Jul 21, 2015

Post-field catchup: "Gesture" articles

After 6 months without internet, I came back to find 174 unread emails from my Google Scholar alerts. I sifted through them all, picking out relevant articles. Now I have a large "To Read" folder to tackle. Since I'm going through them all anyway, it seemed like a good idea to summarise and share them. Here are 5 journal articles about "gesturing" published in the last 6 months. Enjoy!

Canteloup, C., Bovet, D., & Meunier, H. (2015). Intentional gestural communication and discrimination of human attentional states in rhesus macaques (Macaca mulatta). Animal Cognition, 875–883.

(Canteloup et al. 2015)
Experimenters trained five rhesus macaques to produce a begging gesture towards food hidden under a container, then tested the effect of an experimenter’s attention on the monkeys’ gesturing. They found that the monkeys gestured more frequently when the experimenter was facing them than when facing in a different direction, but it didn’t matter if the experimenter’s eyes were open or closed. Therefore, rhesus macaques are capable of gesturing intentionally, and probably rely on gross cues of head direction rather than eye direction.

Waller, B. M., Caeiro, C. C., & Davila-Ross, M. (2015). Orangutans modify facial displays depending on recipient attention. PeerJ, 3, e827.

Looking at video footage of spontaneous play for 20 orangutans, researchers coded to examine if play face is affected by the attention of the recipient, which could mean that it’s intentionally (not automatically) produced. They found that orangutans produced the place face for longer when face-to-face than when not, and that the play face was also more complex. This could mean that the play face can be emotionally and intentionally produced, or that at least the orangutans are reacting to more subtle contextual cues.

(Hoetjes et al. 2015)
Hoetjes, M., Krahmer, E., & Swerts, M. (2015). On what happens in gesture when communication is unsuccessful. Speech Communication, 72, 160–175.

Researchers asked human subjects to describe weird objects (“Greebles”) to another person, and forced them to repeat themselves when the communication was unsuccessful. Whether or not the recipient was able to see the subject, they used gestures, although gestures with a visible recipient were larger. When the communication was unsuccessful, the subject reduced the number of words spoken, but used the same number of gestures. This meant that the gesture rate was higher, as was the precision of the gestures.

Scott-Phillips, T. C. (2015). Meaning in animal and human communication. Animal Cognition.

The term “meaning” is loosely used in animal communication research. The author proposes that in animal communication, when looking at the proximate goal of individuals, we need to differentiate between Gricean “natural meaning” and “non-natural meaning”. Natural meaning still affects how the recipient responds, but non-natural meaning is more complex. The signaller has to intend to mean something, but also have to overtly show that they intend it. Current gestural communication studies show intentionality, but not “overt” intentionality.

Bourjade, M., Canteloup, C., Meguerditchian, A., Vauclair, J., & Gaunet, F. (2015).
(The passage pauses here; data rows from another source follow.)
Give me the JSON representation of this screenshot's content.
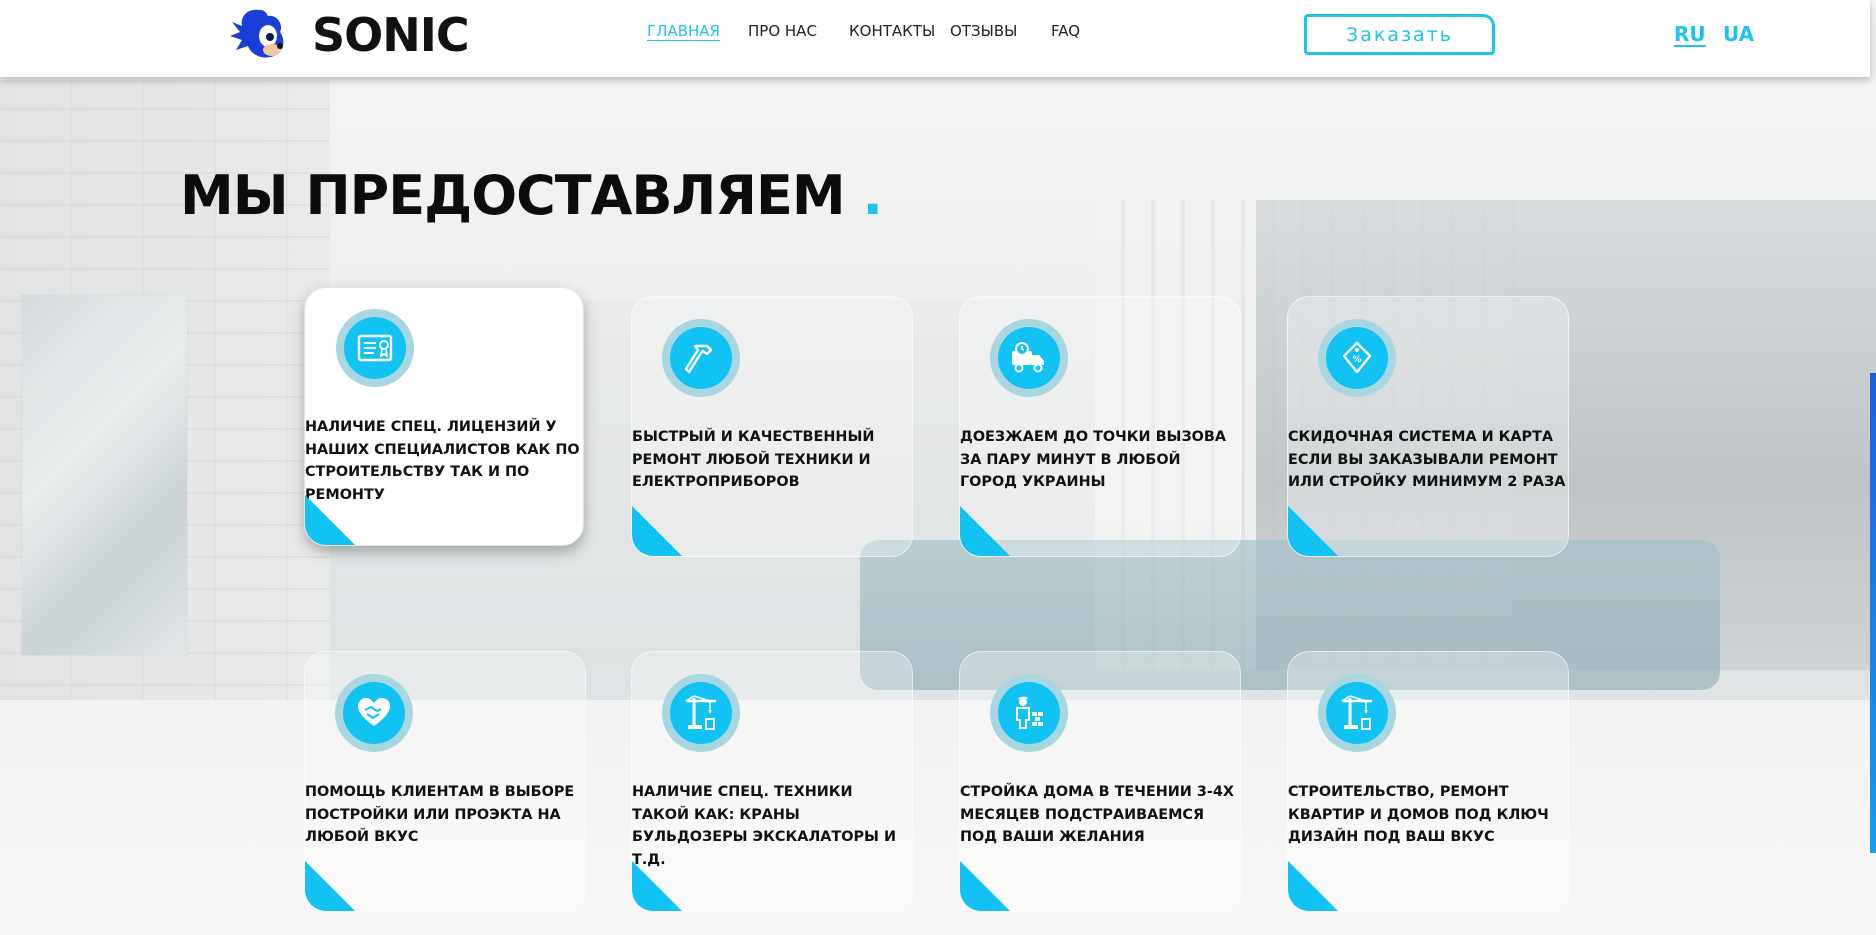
{
  "brand": {
    "name": "SONIC",
    "logo_icon": "hedgehog-head-icon",
    "accent_color": "#1ec3ee"
  },
  "nav": {
    "items": [
      {
        "label": "ГЛАВНАЯ",
        "active": true
      },
      {
        "label": "ПРО НАС",
        "active": false
      },
      {
        "label": "КОНТАКТЫ",
        "active": false
      },
      {
        "label": "ОТЗЫВЫ",
        "active": false
      },
      {
        "label": "FAQ",
        "active": false
      }
    ],
    "order_button": "Заказать",
    "languages": [
      {
        "label": "RU",
        "active": true
      },
      {
        "label": "UA",
        "active": false
      }
    ]
  },
  "section": {
    "title": "МЫ ПРЕДОСТАВЛЯЕМ",
    "title_dot": ".",
    "cards": [
      {
        "icon": "license-certificate-icon",
        "text": "НАЛИЧИЕ СПЕЦ. ЛИЦЕНЗИЙ У НАШИХ СПЕЦИАЛИСТОВ КАК ПО СТРОИТЕЛЬСТВУ ТАК И ПО РЕМОНТУ",
        "featured": true
      },
      {
        "icon": "hammer-icon",
        "text": "БЫСТРЫЙ И КАЧЕСТВЕННЫЙ РЕМОНТ ЛЮБОЙ ТЕХНИКИ И ЕЛЕКТРОПРИБОРОВ",
        "featured": false
      },
      {
        "icon": "delivery-truck-icon",
        "text": "ДОЕЗЖАЕМ ДО ТОЧКИ ВЫЗОВА ЗА ПАРУ МИНУТ В ЛЮБОЙ ГОРОД УКРАИНЫ",
        "featured": false
      },
      {
        "icon": "discount-tag-icon",
        "text": "СКИДОЧНАЯ СИСТЕМА И КАРТА ЕСЛИ ВЫ ЗАКАЗЫВАЛИ РЕМОНТ ИЛИ СТРОЙКУ МИНИМУМ 2 РАЗА",
        "featured": false
      },
      {
        "icon": "heart-handshake-icon",
        "text": "ПОМОЩЬ КЛИЕНТАМ В ВЫБОРЕ ПОСТРОЙКИ ИЛИ ПРОЭКТА НА ЛЮБОЙ ВКУС",
        "featured": false
      },
      {
        "icon": "crane-icon",
        "text": "НАЛИЧИЕ СПЕЦ. ТЕХНИКИ ТАКОЙ КАК: КРАНЫ БУЛЬДОЗЕРЫ ЭКСКАЛАТОРЫ И Т.Д.",
        "featured": false
      },
      {
        "icon": "builder-bricks-icon",
        "text": "СТРОЙКА ДОМА В ТЕЧЕНИИ 3-4Х МЕСЯЦЕВ ПОДСТРАИВАЕМСЯ ПОД ВАШИ ЖЕЛАНИЯ",
        "featured": false
      },
      {
        "icon": "crane-icon",
        "text": "СТРОИТЕЛЬСТВО, РЕМОНТ КВАРТИР И ДОМОВ ПОД КЛЮЧ ДИЗАЙН ПОД ВАШ ВКУС",
        "featured": false
      }
    ]
  }
}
Training experience in gestures affects the display of social gaze in baboons’ communication with a human. Animal Cognition, 18(1), 239–50.

(Bourjade et al. 2015)
To test the intentionality of baboon gestural communication, test baboons were trained to request for food and compared to an untrained control group. The researchers then tested how frequently the baboons alternated gaze between the food and the researcher. There was no difference between trained and untrained baboons in overall frequency of gaze alternation, but trained baboons used gaze alternation alongside gestures much more frequently. This behaviour may show the intentional use of gestures, but training techniques may just have led to superstitious behaviour.